A reply was delivered to the Minerva the following day. Christensen would meet him beside the fountain in the Spittelmarkt at six o’clock in the afternoon. He was to carry a copy of the Berliner Tageblatt. The bellboy brought him the paper and he glanced through it at breakfast: stories of derring-do from the Front, bellicose commentaries exhorting the people to more sacrifices, German soldiers repelling British soldiers in France, Russian soldiers retreating before German ones in Poland. Who could be sure that any of it was true? But there were a few more column inches on the rifles captured before they could reach the Boer rebels in South Africa. The paper’s source could reveal that these were manufactured by Westinghouse in America.
‘We’re seeking clarification from Washington,’ Boyd told him when he visited the embassy later that morning. ‘If it’s proved, I’m afraid it might make your position here difficult.’ Wolff agreed that it might.
By six o’clock the junior employees of the state bank and business houses of the Spittelmarkt were streaming across the small square to the U-bahn and home. Christensen stood out like a sore thumb. Wolff watched him from the tram stop as he rolled round the fountain in search of a man holding the Tageblatt . He was a big fellow with large hands and stoker’s shoulders that shifted in his jacket like a crab adjusting to a new shell. Plain enough he wasn’t a gentleman, but there was something studied in his gestures, his expression, in the trouble he’d taken with his appearance, that suggested he wanted to be. The Spittelmarkt was too busy to be sure that he’d come alone. Wolff watched him saunter over to the newspaper kiosk, glance at the headlines, then turn back to the fountain. He didn’t notice a prosperous-looking businessman who was hurrying across the square with his arm raised for a cab. They cannoned into each other and the businessman was thrown sideways and on to one knee. Christensen bent at once to offer a helping hand but the man brushed it angrily aside and shouted something abusive. A documents case he’d been carrying under his arm had burst open and his papers were flapping about him like fish on the deck of a trawler. It was perfect. Crossing behind a tram, Wolff began weaving quickly through the crowd towards them, newspaper under his arm.

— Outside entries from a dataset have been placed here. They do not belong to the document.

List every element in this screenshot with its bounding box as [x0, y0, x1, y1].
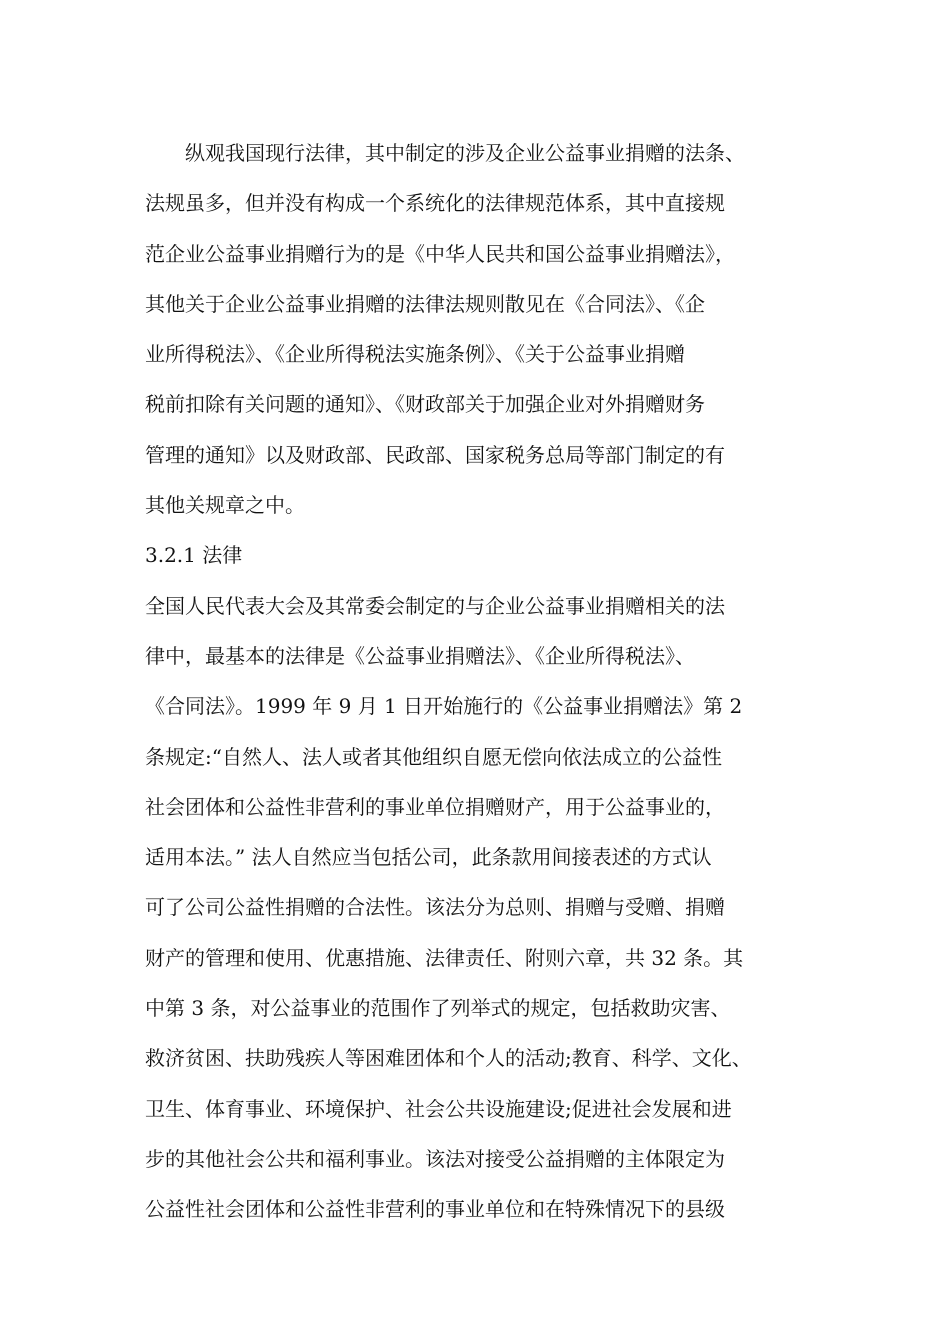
paragraph-line: 其他关规章之中。: [145, 493, 305, 518]
paragraph-line: 其他关于企业公益事业捐赠的法律法规则散见在《合同法》、《企: [145, 291, 705, 316]
paragraph-line: 范企业公益事业捐赠行为的是《中华人民共和国公益事业捐赠法》，: [145, 241, 735, 266]
paragraph-line: 税前扣除有关问题的通知》、《财政部关于加强企业对外捐赠财务: [145, 392, 705, 417]
paragraph-line: 社会团体和公益性非营利的事业单位捐赠财产，用于公益事业的，: [145, 794, 725, 819]
body-text: [145, 128, 825, 1235]
paragraph-line: 全国人民代表大会及其常委会制定的与企业公益事业捐赠相关的法: [145, 593, 725, 618]
paragraph-line: 管理的通知》以及财政部、民政部、国家税务总局等部门制定的有: [145, 442, 725, 467]
paragraph-line: 《合同法》。1999 年 9 月 1 日开始施行的《公益事业捐赠法》第 2: [145, 694, 743, 719]
paragraph-line: 律中，最基本的法律是《公益事业捐赠法》、《企业所得税法》、: [145, 643, 695, 668]
paragraph-line: 中第 3 条，对公益事业的范围作了列举式的规定，包括救助灾害、: [145, 996, 731, 1021]
section-heading: 3.2.1 法律: [145, 543, 243, 568]
paragraph-line: 纵观我国现行法律，其中制定的涉及企业公益事业捐赠的法条、: [145, 141, 745, 165]
paragraph-line: 业所得税法》、《企业所得税法实施条例》、《关于公益事业捐赠: [145, 342, 685, 367]
paragraph-line: 法规虽多，但并没有构成一个系统化的法律规范体系，其中直接规: [145, 191, 725, 216]
paragraph-line: 救济贫困、扶助残疾人等困难团体和个人的活动;教育、科学、文化、: [145, 1046, 752, 1071]
paragraph-line: 公益性社会团体和公益性非营利的事业单位和在特殊情况下的县级: [145, 1197, 725, 1222]
paragraph-line: 条规定:“自然人、法人或者其他组织自愿无偿向依法成立的公益性: [145, 744, 722, 769]
paragraph-line: 步的其他社会公共和福利事业。该法对接受公益捐赠的主体限定为: [145, 1146, 725, 1171]
paragraph-line: 财产的管理和使用、优惠措施、法律责任、附则六章，共 32 条。其: [145, 945, 744, 970]
paragraph-line: 卫生、体育事业、环境保护、社会公共设施建设;促进社会发展和进: [145, 1096, 732, 1121]
paragraph-line: 可了公司公益性捐赠的合法性。该法分为总则、捐赠与受赠、捐赠: [145, 895, 725, 920]
paragraph-line: 适用本法。” 法人自然应当包括公司，此条款用间接表述的方式认: [145, 845, 712, 870]
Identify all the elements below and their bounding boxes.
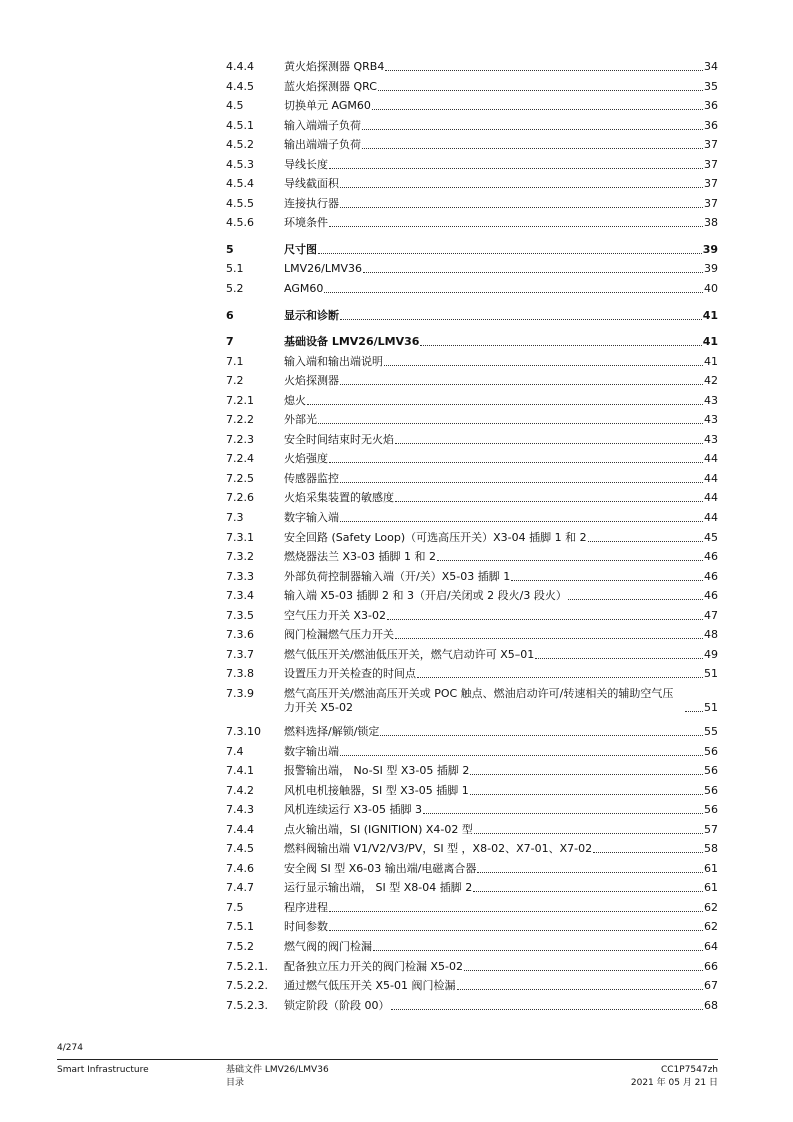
toc-section-number: 7.3.3	[226, 569, 254, 583]
toc-section-number: 7.5.2.1.	[226, 959, 268, 973]
toc-page-number: 37	[704, 157, 718, 171]
toc-section-title: 通过燃气低压开关 X5-01 阀门检漏	[284, 979, 456, 993]
toc-entry[interactable]	[226, 77, 718, 97]
toc-entry[interactable]	[226, 332, 718, 352]
toc-page-number: 56	[704, 783, 718, 797]
toc-entry[interactable]	[226, 567, 718, 587]
toc-entry[interactable]	[226, 606, 718, 626]
toc-page-number: 57	[704, 822, 718, 836]
toc-section-title: 熄火	[284, 393, 306, 407]
toc-section-number: 4.5.2	[226, 138, 254, 152]
toc-section-number: 5.1	[226, 262, 244, 276]
toc-page-number: 44	[704, 452, 718, 466]
toc-section-number: 4.5.6	[226, 216, 254, 230]
toc-entry[interactable]	[226, 528, 718, 548]
footer-document-id: CC1P7547zh	[660, 1065, 718, 1075]
toc-entry[interactable]	[226, 449, 718, 469]
toc-entry[interactable]	[226, 937, 718, 957]
toc-dot-leader	[329, 226, 703, 227]
toc-section-title: 设置压力开关检查的时间点	[284, 667, 416, 681]
toc-dot-leader	[417, 677, 703, 678]
toc-section-title: 锁定阶段（阶段 00）	[284, 998, 390, 1012]
toc-dot-leader	[340, 755, 703, 756]
toc-page-number: 37	[704, 138, 718, 152]
toc-section-number: 7.4.7	[226, 881, 254, 895]
toc-section-title: 蓝火焰探测器 QRC	[284, 79, 377, 93]
toc-section-title: 燃料选择/解锁/锁定	[284, 724, 380, 738]
footer-document-title: 基础文件 LMV26/LMV36	[226, 1065, 329, 1075]
toc-page-number: 35	[704, 79, 718, 93]
toc-page-number: 36	[704, 118, 718, 132]
toc-section-title: 显示和诊断	[284, 308, 339, 322]
toc-section-title: 配备独立压力开关的阀门检漏 X5-02	[284, 959, 463, 973]
toc-section-title: 运行显示输出端， SI 型 X8-04 插脚 2	[284, 881, 473, 895]
toc-section-number: 7.4	[226, 744, 244, 758]
toc-page-number: 36	[704, 99, 718, 113]
toc-page-number: 34	[704, 60, 718, 73]
toc-dot-leader	[593, 852, 703, 853]
toc-entry[interactable]	[226, 547, 718, 567]
toc-page-number: 62	[704, 920, 718, 934]
footer-divider	[57, 1059, 718, 1060]
toc-section-number: 4.5.4	[226, 177, 254, 191]
toc-dot-leader	[340, 384, 703, 385]
toc-section-number: 7.2.3	[226, 432, 254, 446]
toc-dot-leader	[470, 774, 703, 775]
toc-entry[interactable]	[226, 371, 718, 391]
toc-section-title: 燃气阀的阀门检漏	[284, 939, 372, 953]
toc-section-number: 5.2	[226, 282, 244, 296]
toc-dot-leader	[395, 501, 703, 502]
toc-section-title: 火焰探测器	[284, 374, 339, 388]
toc-dot-leader	[340, 319, 702, 320]
toc-page-number: 67	[704, 979, 718, 993]
toc-dot-leader	[423, 813, 703, 814]
toc-page-number: 41	[702, 335, 718, 349]
toc-dot-leader	[340, 521, 703, 522]
footer-section: 目录	[226, 1078, 245, 1088]
toc-dot-leader	[477, 872, 703, 873]
toc-page-number: 56	[704, 744, 718, 758]
toc-section-title: 外部负荷控制器输入端（开/关）X5-03 插脚 1	[284, 569, 511, 583]
toc-dot-leader	[385, 70, 703, 71]
toc-dot-leader	[340, 482, 703, 483]
toc-entry[interactable]	[226, 96, 718, 116]
toc-section-title: AGM60	[284, 282, 324, 296]
toc-section-title: 黄火焰探测器 QRB4	[284, 60, 385, 73]
toc-page-number: 64	[704, 939, 718, 953]
toc-section-title: 输入端 X5-03 插脚 2 和 3（开启/关闭或 2 段火/3 段火）	[284, 589, 567, 603]
table-of-contents	[226, 57, 718, 1015]
toc-section-number: 7.3.6	[226, 628, 254, 642]
toc-section-title: 环境条件	[284, 216, 328, 230]
toc-section-number: 7.2.4	[226, 452, 254, 466]
toc-page-number: 51	[704, 667, 718, 681]
toc-dot-leader	[329, 930, 703, 931]
toc-section-title: 外部光	[284, 413, 317, 427]
toc-dot-leader	[372, 109, 703, 110]
toc-section-number: 4.5.5	[226, 196, 254, 210]
toc-section-number: 7.3.8	[226, 667, 254, 681]
toc-section-number: 7.2.2	[226, 413, 254, 427]
toc-entry[interactable]	[226, 57, 718, 77]
toc-page-number: 43	[704, 432, 718, 446]
page-number: 4/274	[57, 1043, 83, 1053]
toc-entry[interactable]	[226, 742, 718, 762]
toc-entry[interactable]	[226, 820, 718, 840]
toc-section-number: 7.4.3	[226, 803, 254, 817]
toc-section-number: 7.2.6	[226, 491, 254, 505]
toc-section-title: 基础设备 LMV26/LMV36	[284, 335, 420, 349]
toc-entry[interactable]	[226, 410, 718, 430]
toc-page-number: 61	[704, 861, 718, 875]
toc-entry[interactable]	[226, 352, 718, 372]
toc-page-number: 61	[704, 881, 718, 895]
toc-section-number: 4.5.1	[226, 118, 254, 132]
toc-entry[interactable]	[226, 135, 718, 155]
toc-entry[interactable]	[226, 430, 718, 450]
toc-section-number: 7.2	[226, 374, 244, 388]
toc-dot-leader	[588, 541, 703, 542]
toc-entry[interactable]	[226, 800, 718, 820]
toc-entry[interactable]	[226, 488, 718, 508]
toc-section-number: 7.2.1	[226, 393, 254, 407]
toc-entry[interactable]	[226, 996, 718, 1016]
toc-dot-leader	[362, 148, 703, 149]
toc-section-title: 连接执行器	[284, 196, 339, 210]
toc-dot-leader	[387, 619, 703, 620]
toc-dot-leader	[473, 891, 703, 892]
toc-section-number: 7.5	[226, 900, 244, 914]
toc-page-number: 41	[704, 354, 718, 368]
toc-section-number: 7	[226, 335, 234, 349]
toc-dot-leader	[318, 423, 703, 424]
toc-section-title: 导线长度	[284, 157, 328, 171]
toc-section-title: 风机连续运行 X3-05 插脚 3	[284, 803, 422, 817]
toc-entry[interactable]	[226, 194, 718, 214]
toc-page-number: 55	[704, 724, 718, 738]
toc-page-number: 42	[704, 374, 718, 388]
toc-page-number: 43	[704, 393, 718, 407]
toc-section-number: 7.2.5	[226, 471, 254, 485]
toc-section-title: 传感器监控	[284, 471, 339, 485]
toc-entry[interactable]	[226, 240, 718, 260]
toc-entry[interactable]	[226, 898, 718, 918]
toc-section-number: 7.3	[226, 511, 244, 525]
toc-section-title: 燃气低压开关/燃油低压开关，燃气启动许可 X5–01	[284, 647, 535, 661]
toc-dot-leader	[457, 989, 704, 990]
toc-entry[interactable]	[226, 684, 718, 722]
toc-entry[interactable]	[226, 664, 718, 684]
toc-page-number: 39	[702, 242, 718, 256]
footer-date: 2021 年 05 月 21 日	[630, 1078, 718, 1088]
toc-page-number: 47	[704, 608, 718, 622]
toc-entry[interactable]	[226, 213, 718, 233]
toc-entry[interactable]	[226, 859, 718, 879]
toc-dot-leader	[437, 560, 703, 561]
toc-section-title: 燃烧器法兰 X3-03 插脚 1 和 2	[284, 550, 436, 564]
toc-section-number: 7.4.2	[226, 783, 254, 797]
toc-section-number: 7.4.5	[226, 842, 254, 856]
toc-page-number: 51	[704, 700, 718, 714]
toc-dot-leader	[685, 711, 703, 712]
toc-page-number: 49	[704, 647, 718, 661]
toc-section-title: 输入端端子负荷	[284, 118, 361, 132]
toc-entry[interactable]	[226, 645, 718, 665]
toc-section-title: 输出端端子负荷	[284, 138, 361, 152]
toc-entry[interactable]	[226, 155, 718, 175]
toc-entry[interactable]	[226, 917, 718, 937]
toc-dot-leader	[535, 658, 703, 659]
toc-section-number: 7.3.7	[226, 647, 254, 661]
toc-entry[interactable]	[226, 259, 718, 279]
toc-section-number: 4.4.4	[226, 60, 254, 73]
toc-section-number: 7.4.4	[226, 822, 254, 836]
toc-page-number: 46	[704, 589, 718, 603]
toc-section-title: 点火输出端，SI (IGNITION) X4-02 型	[284, 822, 473, 836]
toc-page-number: 40	[704, 282, 718, 296]
toc-dot-leader	[340, 187, 703, 188]
toc-entry[interactable]	[226, 391, 718, 411]
toc-dot-leader	[395, 638, 703, 639]
toc-entry[interactable]	[226, 781, 718, 801]
toc-page-number: 46	[704, 569, 718, 583]
toc-section-number: 7.3.10	[226, 724, 261, 738]
toc-section-number: 4.4.5	[226, 79, 254, 93]
toc-section-number: 7.3.5	[226, 608, 254, 622]
toc-section-title: 火焰采集装置的敏感度	[284, 491, 394, 505]
toc-section-title: 空气压力开关 X3-02	[284, 608, 386, 622]
toc-section-title: 风机电机接触器，SI 型 X3-05 插脚 1	[284, 783, 469, 797]
toc-dot-leader	[363, 272, 703, 273]
toc-section-title: 安全时间结束时无火焰	[284, 432, 394, 446]
toc-section-number: 7.1	[226, 354, 244, 368]
toc-section-number: 7.3.9	[226, 686, 254, 700]
toc-section-title: 尺寸图	[284, 242, 317, 256]
toc-dot-leader	[340, 207, 703, 208]
toc-entry[interactable]	[226, 586, 718, 606]
toc-section-title: 燃料阀输出端 V1/V2/V3/PV，SI 型 ，X8-02、X7-01、X7-02	[284, 842, 593, 856]
toc-section-number: 7.5.2.2.	[226, 979, 268, 993]
toc-dot-leader	[464, 970, 703, 971]
toc-entry[interactable]	[226, 469, 718, 489]
toc-section-number: 7.4.6	[226, 861, 254, 875]
toc-section-number: 7.5.2.3.	[226, 998, 268, 1012]
toc-section-number: 7.3.2	[226, 550, 254, 564]
toc-section-title: 输入端和输出端说明	[284, 354, 383, 368]
toc-page-number: 62	[704, 900, 718, 914]
footer-company: Smart Infrastructure	[57, 1065, 149, 1075]
toc-section-title: 数字输出端	[284, 744, 339, 758]
toc-section-number: 4.5.3	[226, 157, 254, 171]
toc-entry[interactable]	[226, 279, 718, 299]
toc-page-number: 44	[704, 511, 718, 525]
toc-dot-leader	[380, 735, 703, 736]
toc-dot-leader	[384, 365, 703, 366]
toc-dot-leader	[373, 950, 703, 951]
toc-section-title: LMV26/LMV36	[284, 262, 362, 276]
toc-entry[interactable]	[226, 306, 718, 326]
toc-dot-leader	[329, 911, 703, 912]
toc-dot-leader	[395, 443, 703, 444]
toc-section-title: 程序进程	[284, 900, 328, 914]
toc-dot-leader	[474, 833, 703, 834]
toc-section-title: 阀门检漏燃气压力开关	[284, 628, 394, 642]
toc-page-number: 56	[704, 803, 718, 817]
toc-entry[interactable]	[226, 722, 718, 742]
toc-dot-leader	[511, 580, 703, 581]
toc-entry[interactable]	[226, 761, 718, 781]
toc-page-number: 39	[704, 262, 718, 276]
toc-page-number: 43	[704, 413, 718, 427]
toc-dot-leader	[568, 599, 703, 600]
toc-page-number: 44	[704, 471, 718, 485]
toc-entry[interactable]	[226, 625, 718, 645]
toc-dot-leader	[324, 292, 703, 293]
toc-section-title: 安全回路 (Safety Loop)（可选高压开关）X3-04 插脚 1 和 2	[284, 530, 587, 544]
toc-section-number: 7.3.1	[226, 530, 254, 544]
toc-page-number: 68	[704, 998, 718, 1012]
toc-page-number: 48	[704, 628, 718, 642]
toc-dot-leader	[318, 253, 702, 254]
toc-section-number: 6	[226, 308, 234, 322]
toc-page-number: 45	[704, 530, 718, 544]
toc-entry[interactable]	[226, 839, 718, 859]
toc-section-title: 安全阀 SI 型 X6-03 输出端/电磁离合器	[284, 861, 477, 875]
toc-dot-leader	[362, 129, 703, 130]
toc-entry[interactable]	[226, 878, 718, 898]
toc-page-number: 37	[704, 177, 718, 191]
toc-page-number: 38	[704, 216, 718, 230]
toc-dot-leader	[391, 1009, 704, 1010]
toc-section-title: 燃气高压开关/燃油高压开关或 POC 触点、燃油启动许可/转速相关的辅助空气压力开关 X5-02	[284, 686, 674, 714]
toc-page-number: 46	[704, 550, 718, 564]
toc-entry[interactable]	[226, 957, 718, 977]
toc-section-title: 时间参数	[284, 920, 328, 934]
toc-section-title: 切换单元 AGM60	[284, 99, 371, 113]
toc-dot-leader	[307, 404, 703, 405]
toc-dot-leader	[329, 462, 703, 463]
toc-dot-leader	[470, 794, 703, 795]
toc-dot-leader	[420, 345, 701, 346]
toc-page-number: 37	[704, 196, 718, 210]
toc-dot-leader	[329, 168, 703, 169]
toc-page-number: 41	[702, 308, 718, 322]
toc-page-number: 58	[704, 842, 718, 856]
toc-entry[interactable]	[226, 174, 718, 194]
toc-page-number: 56	[704, 764, 718, 778]
toc-section-number: 5	[226, 242, 234, 256]
toc-section-title: 导线截面积	[284, 177, 339, 191]
toc-section-title: 数字输入端	[284, 511, 339, 525]
toc-dot-leader	[378, 90, 703, 91]
toc-section-number: 4.5	[226, 99, 244, 113]
toc-entry[interactable]	[226, 116, 718, 136]
toc-section-title: 报警输出端， No-SI 型 X3-05 插脚 2	[284, 764, 470, 778]
toc-section-number: 7.5.2	[226, 939, 254, 953]
toc-section-number: 7.3.4	[226, 589, 254, 603]
toc-section-title: 火焰强度	[284, 452, 328, 466]
toc-section-number: 7.4.1	[226, 764, 254, 778]
toc-entry[interactable]	[226, 508, 718, 528]
toc-page-number: 44	[704, 491, 718, 505]
toc-page-number: 66	[704, 959, 718, 973]
toc-entry[interactable]	[226, 976, 718, 996]
toc-section-number: 7.5.1	[226, 920, 254, 934]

‘Not like that, you oaf,’ the businessman shouted, his face puce with rage. Christensen was trying to catch some of the papers beneath his boot.
A young clerk stopped to pick up one or two sheets and a hotel porter in the livery of the Continental was scrambling about the stones too.
‘Hold this, would you,’ Wolff commanded, pointedly thrusting the end of the Tageblatt into Christensen’s side. He obeyed without question, as he would have done on his last ship. Wolff took a few steps and bent to scoop up two of the businessman’s documents. He could sense that Christensen was watching him closely and turning back he caught his eye at once. There was an enquiring expression on his face and he lifted the newspaper a little in acknowledgement.